Adding Machine Learning to the Management of Heterogeneous Resources

March 25, 2021

Thaleia-Dimitra Doudali


Adding Machine Learning to the Management of Heterogeneous Resources

Time:   3:30pm
Location:   Zoom3 - https://zoom.us/j/3911012202 (pass: s3)

Computing platforms increasingly incorporate heterogeneous hardware technologies, as a way to scale application performance, resource capacities and achieve cost effectiveness. However, this heterogeneity, along with the greater irregularity in the behavior of emerging workloads, render existing resource management approaches ineffective. This results in a significant gap between the realized vs. achievable performance and efficiency.
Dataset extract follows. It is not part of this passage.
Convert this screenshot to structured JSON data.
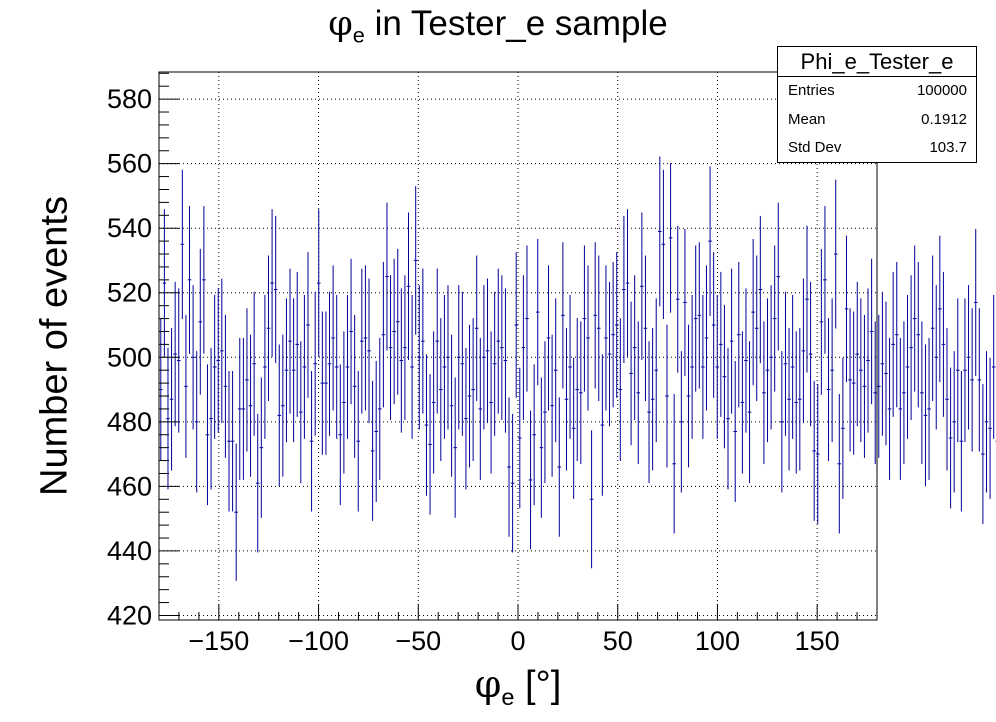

My research develops a practical approach for using machine learning to bridge this gap, specifically targeting systems with heterogeneous memory technologies. In this talk, I will answer the key challenges into realizing this approach. These include which machine learning (ML) method to use, which part of the memory management stack to target, and how to configure its deployment. I will present new techniques for integrating machine learning (ML) in existing system-level management of hybrid memory hardware, which, on average, bridge 80% of the performance gap. I will also describe system-level configuration management methods that lead to additional 3x improvements. Finally, I will present cross-stack synergies that further facilitate the practical integration of machine learning in systems.